Понравилась Сталину и экранизация «Грозы» Островского. Великолепную актрису Аллу Тарасову он уже много раз видел во МХАТе, куда его изредка затаскивала Надежда Сергеевна. Ирина в «Трех сестрах», Грушенька в «Братьях Карамазовых», Елена в «Днях Турбиных», Сюзанна в «Женитьбе Фигаро», Дездемона в «Отелло», Негина в «Талантах и поклонниках» – она играла много, настоящая звезда! Но лишь теперь, увидев ее не на сцене, а на экране, Сталин вдруг увидел, как она похожа на Джеральдину Фаррар, а значит, отдаленно – на его Татьку. Скорбные брови, красивый печальный голос, античный профиль, благородная стать. А когда в финале героиня Тарасовой бросилась с обрыва, он тяжело поднялся с кресла и молча вышел из зала, понимая, почему нарком кино не спешил ему показывать эту ленту начинающего режиссера Петрова, уже в марте вышедшую на экраны, до того, как посмотрел главный зритель. И сходство, и самоубийство. Однако тонкий и деликатный человек этот Шумяцкий! Только после настоятельной просьбы Хозяина, наслышанного об успехе «Грозы», привез картину в Зимний сад.
После первомайских демонстраций Борис Захарович показывал в Кремлевском кинотеатре свежайшую праздничную кинохронику, и Сталин расхвалил:
– Ну что ж, очень хорошо, научились снимать. Такие вещи можно смотреть много раз. Не надо лишь чрезмерно увлекаться повторением отдельных деталей, особенно мелких, что не только затягивает картину, но и часто просто надоедает. В хронике заглавные надписи и пояснительные должны быть особенно короткими. В прошлый раз смотрел «Советское искусство», так там вновь люди распоясались и перечислили всех, вплоть до курьеров.
Тут Шумяцкий еще больше обрадовал Хозяина, показал цветной кусок первомайской хроники.
– Вот это сделано хорошо, – сказал Сталин. – Так держать. А что, цветные съемки по-прежнему представляют сложность?
– Пока да, товарищ Сталин.
– Передайте людям, которые над этим работают, что я одобряю их труд. Хроника – интересный вид искусства, она у нас заметно идет в гору, ее приятно и поучительно смотреть. Надо только не дробить ее на множество разных картин, а наоборот, совершенствовать ее качество. И тут лучше меньше, да лучше. Ну, а что у нас на второе?

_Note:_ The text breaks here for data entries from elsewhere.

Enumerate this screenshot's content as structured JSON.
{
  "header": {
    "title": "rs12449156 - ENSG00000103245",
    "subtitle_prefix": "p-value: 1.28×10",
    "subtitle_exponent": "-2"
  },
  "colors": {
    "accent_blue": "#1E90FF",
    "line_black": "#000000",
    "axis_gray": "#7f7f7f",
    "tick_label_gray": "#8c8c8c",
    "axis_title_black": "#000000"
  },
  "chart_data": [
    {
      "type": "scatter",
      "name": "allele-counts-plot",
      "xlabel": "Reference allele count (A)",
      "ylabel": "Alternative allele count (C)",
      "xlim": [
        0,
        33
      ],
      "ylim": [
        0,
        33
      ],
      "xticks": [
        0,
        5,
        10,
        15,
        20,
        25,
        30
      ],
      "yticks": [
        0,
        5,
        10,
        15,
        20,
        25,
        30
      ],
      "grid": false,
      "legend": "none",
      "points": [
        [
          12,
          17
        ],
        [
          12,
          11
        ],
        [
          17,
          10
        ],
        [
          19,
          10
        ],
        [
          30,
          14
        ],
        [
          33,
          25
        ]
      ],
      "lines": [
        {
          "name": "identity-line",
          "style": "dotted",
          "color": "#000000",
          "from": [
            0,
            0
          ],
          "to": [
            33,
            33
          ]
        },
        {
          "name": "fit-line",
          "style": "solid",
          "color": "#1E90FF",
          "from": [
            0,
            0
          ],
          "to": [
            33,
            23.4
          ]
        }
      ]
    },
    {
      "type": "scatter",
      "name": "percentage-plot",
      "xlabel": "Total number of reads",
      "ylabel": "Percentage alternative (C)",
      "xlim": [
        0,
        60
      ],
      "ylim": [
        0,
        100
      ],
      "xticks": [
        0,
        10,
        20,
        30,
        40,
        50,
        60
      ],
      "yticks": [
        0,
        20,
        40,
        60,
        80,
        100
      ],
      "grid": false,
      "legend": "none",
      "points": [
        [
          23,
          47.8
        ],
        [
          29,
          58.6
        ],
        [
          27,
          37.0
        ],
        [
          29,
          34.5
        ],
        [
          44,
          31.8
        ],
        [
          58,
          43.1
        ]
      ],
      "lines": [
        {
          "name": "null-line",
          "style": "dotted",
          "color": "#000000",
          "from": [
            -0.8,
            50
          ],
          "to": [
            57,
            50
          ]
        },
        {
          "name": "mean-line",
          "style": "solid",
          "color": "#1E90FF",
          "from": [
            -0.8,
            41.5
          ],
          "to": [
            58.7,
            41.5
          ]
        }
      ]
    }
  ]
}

– Лирическая комедия «Любовь Алены». Только прошу сразу прощения, она немая.
– А вот это полное безобразие, товарищ Шумяцкий! До сих пор делать немые фильмы! А комический элемент, без чего картина не вызовет такого интереса, хотя бы даже и лирическая, в ней есть?
– Да, эти элементы есть, но в недостаточном количестве.
– Что же помешало?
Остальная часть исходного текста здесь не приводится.